Why this is not a matter for urgent media attention is lost on me. There are fact-checkers working overtime to help media discern fact from fiction, but the follow up verdicts are well after the fact – and well after political points have been scored. It’s a vicious spiral dive that feeds on itself, further training political contestants in the belief that truth is of zero consequence.

It shouldn’t be this way. If subjected to the same rules as every other advertiser, politicians would be required back their claims with evidence, while still being free to communicate policy ambitions and point to their aspirations for the future of the nation, clearly differentiating between what they purport to be facts and what are clearly labelled as opinion, hope, projection or policy. By separating facts from beliefs and aspirations, voters would be empowered to make decisions based on a better understanding of what’s political hyperbole and what’s real. In this way, political advertising claims would be easier to believe – which, at the end of the day, is what really matters.

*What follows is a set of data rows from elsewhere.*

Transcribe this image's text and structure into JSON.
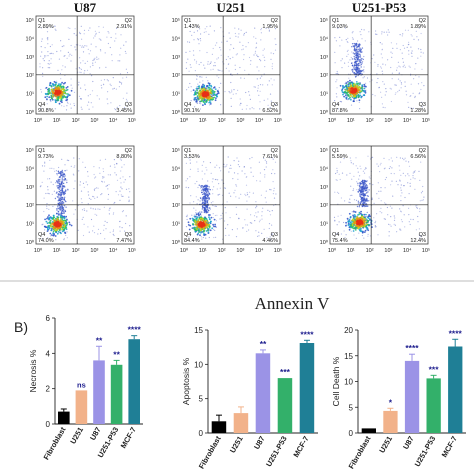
{
  "flow": {
    "column_titles": [
      "U87",
      "U251",
      "U251-P53"
    ],
    "axis_ticks": [
      "10⁰",
      "10¹",
      "10²",
      "10³",
      "10⁴",
      "10⁵"
    ],
    "xlabel": "Annexin V",
    "panels": [
      {
        "q1": "Q1",
        "q1_val": "2.89%",
        "q2": "Q2",
        "q2_val": "2.91%",
        "q3": "Q3",
        "q3_val": "3.45%",
        "q4": "Q4",
        "q4_val": "90.8%"
      },
      {
        "q1": "Q1",
        "q1_val": "1.43%",
        "q2": "Q2",
        "q2_val": "1.95%",
        "q3": "Q3",
        "q3_val": "6.52%",
        "q4": "Q4",
        "q4_val": "90.1%"
      },
      {
        "q1": "Q1",
        "q1_val": "9.03%",
        "q2": "Q2",
        "q2_val": "1.89%",
        "q3": "Q3",
        "q3_val": "1.28%",
        "q4": "Q4",
        "q4_val": "87.8%"
      },
      {
        "q1": "Q1",
        "q1_val": "9.73%",
        "q2": "Q2",
        "q2_val": "8.80%",
        "q3": "Q3",
        "q3_val": "7.47%",
        "q4": "Q4",
        "q4_val": "74.0%"
      },
      {
        "q1": "Q1",
        "q1_val": "3.53%",
        "q2": "Q2",
        "q2_val": "7.61%",
        "q3": "Q3",
        "q3_val": "4.46%",
        "q4": "Q4",
        "q4_val": "84.4%"
      },
      {
        "q1": "Q1",
        "q1_val": "5.59%",
        "q2": "Q2",
        "q2_val": "6.56%",
        "q3": "Q3",
        "q3_val": "12.4%",
        "q4": "Q4",
        "q4_val": "75.4%"
      }
    ]
  },
  "panel_b_label": "B)",
  "chart_data": [
    {
      "type": "bar",
      "ylabel": "Necrosis %",
      "categories": [
        "Fibroblast",
        "U251",
        "U87",
        "U251-P53",
        "MCF-7"
      ],
      "values": [
        0.7,
        1.9,
        3.6,
        3.35,
        4.8
      ],
      "errors": [
        0.15,
        0.0,
        0.8,
        0.25,
        0.2
      ],
      "significance": [
        "",
        "ns",
        "**",
        "**",
        "****"
      ],
      "ylim": [
        0,
        6
      ],
      "yticks": [
        0,
        2,
        4,
        6
      ]
    },
    {
      "type": "bar",
      "ylabel": "Apoptosis %",
      "categories": [
        "Fibroblast",
        "U251",
        "U87",
        "U251-P53",
        "MCF-7"
      ],
      "values": [
        1.7,
        2.9,
        11.6,
        8.0,
        13.1
      ],
      "errors": [
        0.9,
        0.9,
        0.5,
        0.0,
        0.4
      ],
      "significance": [
        "",
        "",
        "**",
        "***",
        "****"
      ],
      "ylim": [
        0,
        15
      ],
      "yticks": [
        0,
        5,
        10,
        15
      ]
    },
    {
      "type": "bar",
      "ylabel": "Cell Death %",
      "categories": [
        "Fibroblast",
        "U251",
        "U87",
        "U251-P53",
        "MCF-7"
      ],
      "values": [
        0.9,
        4.3,
        14.0,
        10.6,
        16.8
      ],
      "errors": [
        0.0,
        0.5,
        1.3,
        0.6,
        1.4
      ],
      "significance": [
        "",
        "*",
        "****",
        "***",
        "****"
      ],
      "ylim": [
        0,
        20
      ],
      "yticks": [
        0,
        5,
        10,
        15,
        20
      ]
    }
  ],
  "bar_colors": [
    "#000000",
    "#f2b28a",
    "#9b93e6",
    "#33b06a",
    "#1f7f96"
  ],
  "significance_color": "#1a1a8c"
}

Fixing this would be as easy as removing the blanket exemption over truth in advertising for political parties, then enforcing compliance. It’s so simple. And yet there’s a mountain of self-interest that will conspire to prevent action. It’s not bloody good enough.

You can make a difference. Every complaint IN WRITING to the ACCC, Free TV Australia and the Ad Standards Council is required to be logged and reported on. So complain. Do it enough and in sufficient numbers and these bodies will begin to take notice. Then the media will. I’m complaining today.